The main problem of electric vehicles, which are going to be marketed in Israel as early as next year, is the time or distance of travel possible in one charge and the life time of the battery before it has to be replaced. The existing technology is with a very heavy battery. They give a driving range of 215 km at a speed of up to 120 km/h. Dr. Auerbach revealed at the conference new batteries he developed which are tens of percent more efficient than existing batteries. Their usage time is longer and the battery life is longer. The batteries he developed have higher capacity and reliability, thus electric vehicle owners need to charge the vehicle less times and the batteries last longer. This saves the number of times that the batteries have to be dealt with, thus saving the owner of the car that has been charged both time and money. Dr. Auerbach's battery has greater energy densities and increases the travel range to 250 km and even 300 km between charges, with batteries of up to half a ton - these are the existing batteries.
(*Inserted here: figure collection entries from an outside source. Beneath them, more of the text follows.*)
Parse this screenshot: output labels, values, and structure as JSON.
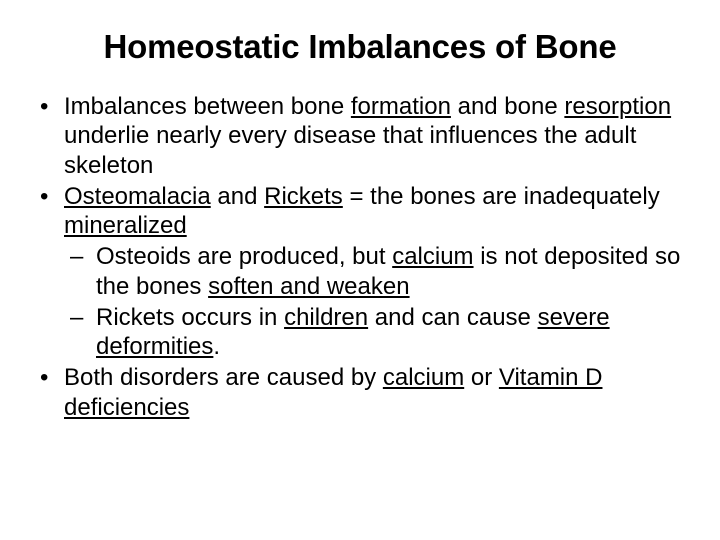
{
  "slide": {
    "title": "Homeostatic Imbalances of Bone",
    "title_fontsize": 33,
    "body_fontsize": 24,
    "background_color": "#ffffff",
    "text_color": "#000000",
    "font_family": "Arial",
    "bullets": [
      {
        "segments": [
          {
            "t": "Imbalances between bone ",
            "u": false
          },
          {
            "t": "formation",
            "u": true
          },
          {
            "t": " and bone ",
            "u": false
          },
          {
            "t": "resorption",
            "u": true
          },
          {
            "t": " underlie nearly every disease that influences the adult skeleton",
            "u": false
          }
        ]
      },
      {
        "segments": [
          {
            "t": "Osteomalacia",
            "u": true
          },
          {
            "t": " and ",
            "u": false
          },
          {
            "t": "Rickets",
            "u": true
          },
          {
            "t": " = the bones are inadequately ",
            "u": false
          },
          {
            "t": "mineralized",
            "u": true
          }
        ],
        "children": [
          {
            "segments": [
              {
                "t": "Osteoids are produced, but ",
                "u": false
              },
              {
                "t": "calcium",
                "u": true
              },
              {
                "t": " is not deposited so the bones ",
                "u": false
              },
              {
                "t": "soften and weaken",
                "u": true
              }
            ]
          },
          {
            "segments": [
              {
                "t": "Rickets occurs in ",
                "u": false
              },
              {
                "t": "children",
                "u": true
              },
              {
                "t": " and can cause ",
                "u": false
              },
              {
                "t": "severe deformities",
                "u": true
              },
              {
                "t": ".",
                "u": false
              }
            ]
          }
        ]
      },
      {
        "segments": [
          {
            "t": "Both disorders are caused by ",
            "u": false
          },
          {
            "t": "calcium",
            "u": true
          },
          {
            "t": " or ",
            "u": false
          },
          {
            "t": "Vitamin D deficiencies",
            "u": true
          }
        ]
      }
    ]
  }
}
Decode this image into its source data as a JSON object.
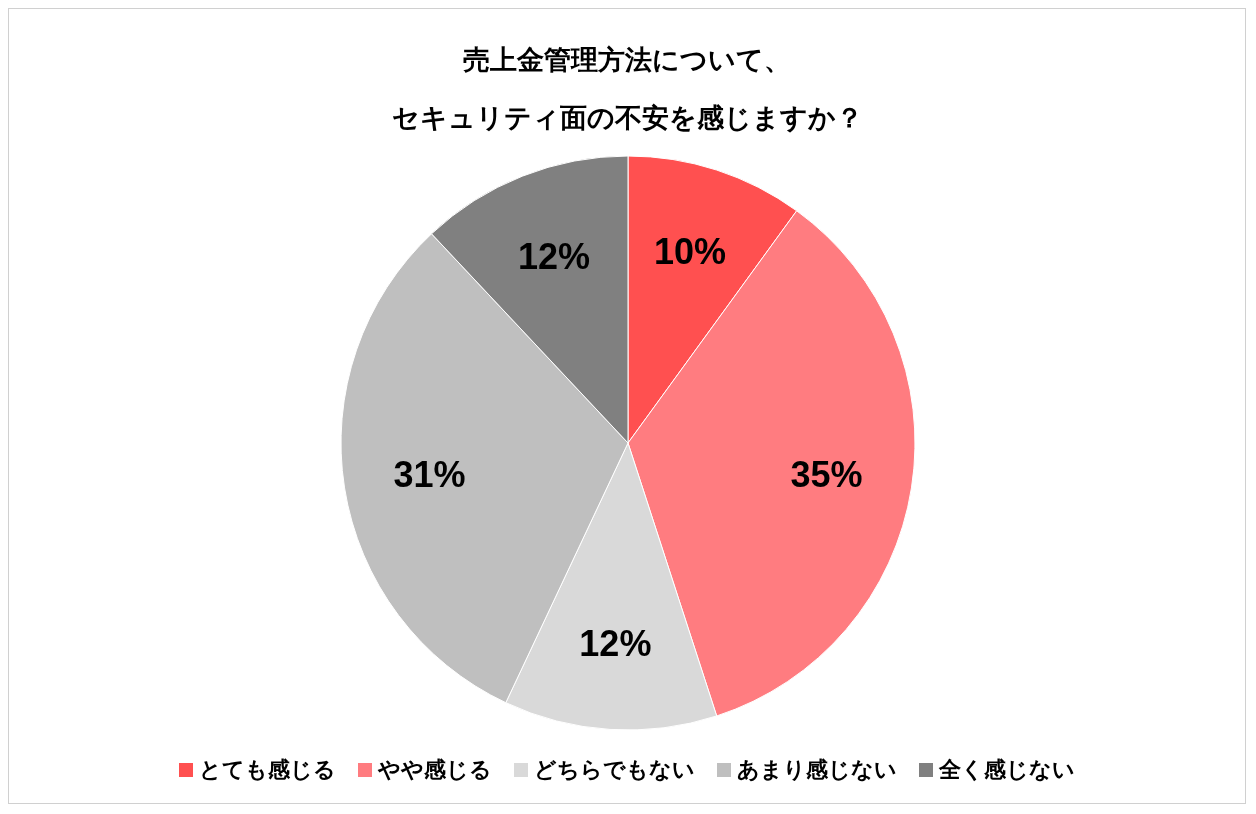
{
  "chart_data": {
    "type": "pie",
    "title": "売上金管理方法について、",
    "subtitle": "セキュリティ面の不安を感じますか？",
    "categories": [
      "とても感じる",
      "やや感じる",
      "どちらでもない",
      "あまり感じない",
      "全く感じない"
    ],
    "values": [
      10,
      35,
      12,
      31,
      12
    ],
    "value_labels": [
      "10%",
      "35%",
      "12%",
      "31%",
      "12%"
    ],
    "colors": [
      "#ff5050",
      "#ff7c80",
      "#d9d9d9",
      "#bfbfbf",
      "#808080"
    ],
    "legend": "bottom"
  }
}
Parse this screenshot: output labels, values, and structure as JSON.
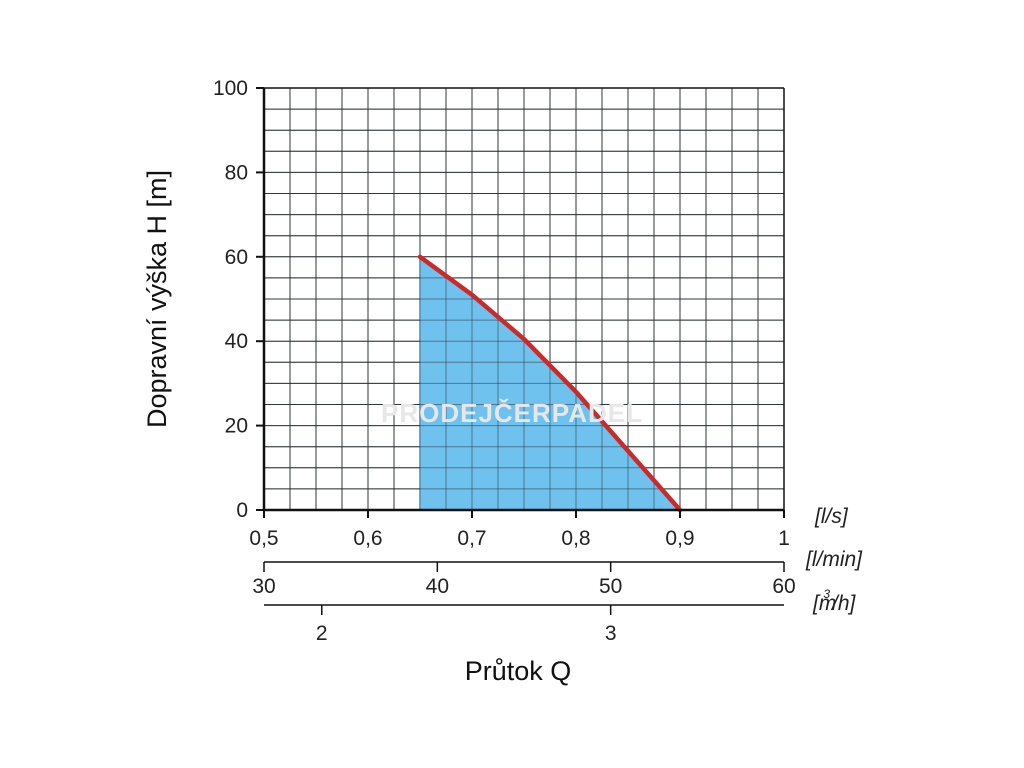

But here the safety dimension also comes into play. The ambition is, of course, to create a battery that will not catch fire even in the event of damage and that will have 0 safety faults. The solutions found for the safety issue are diverse, such as batteries with partitions that separate the energy cells. Such a situation reduces the energy density and damages the maximum capacity of the battery, but will increase the optimum in terms of safety ratio and energy density/efficiency.
Mechano-chemical processing of nanoparticles. Professor Michael Zinigard, Rector of the Ariel University Center in Samaria.
There is a continuous demand in the market to improve the quality and capacity of the products without compromising the visibility, texture and behavior of the product. For example, increasing the protective power of sunscreen or strengthening aluminum for industry and transportation without making it too heavy or making it flexible while maintaining its strong properties. Professor Zinigrad's laboratory, in collaboration with a central research laboratory in Russia, found a mechano-chemical material processing method, which mechanically processes chemical materials to the nano-particle level in such a way that the particles receive additional energy during processing. This way the materials are both smaller and more powerful. How is this reflected in the industry?
In the sun cream, for example: Professor Zinigard's processing method allows him to take the material of a sunscreen of a certain strength and turn it into a much stronger protection, all this without damaging the texture and fluidity of the material.
In aluminum for example: Prof. Zinigard's processing method developed the ability to process particles from the "non-metallic" group to the level of nanoparticles. This processing makes it possible to add the particles into the aluminum compounds intended for aircraft construction. The fact that the particles are nano-sized makes it possible to mix a small amount in the compound in relation to the amount of aluminum - but still have a large number of particles in the material. Furthermore, the processing makes the parts have such properties that they make the aluminum compound stronger and more flexible without being heavier or more brittle.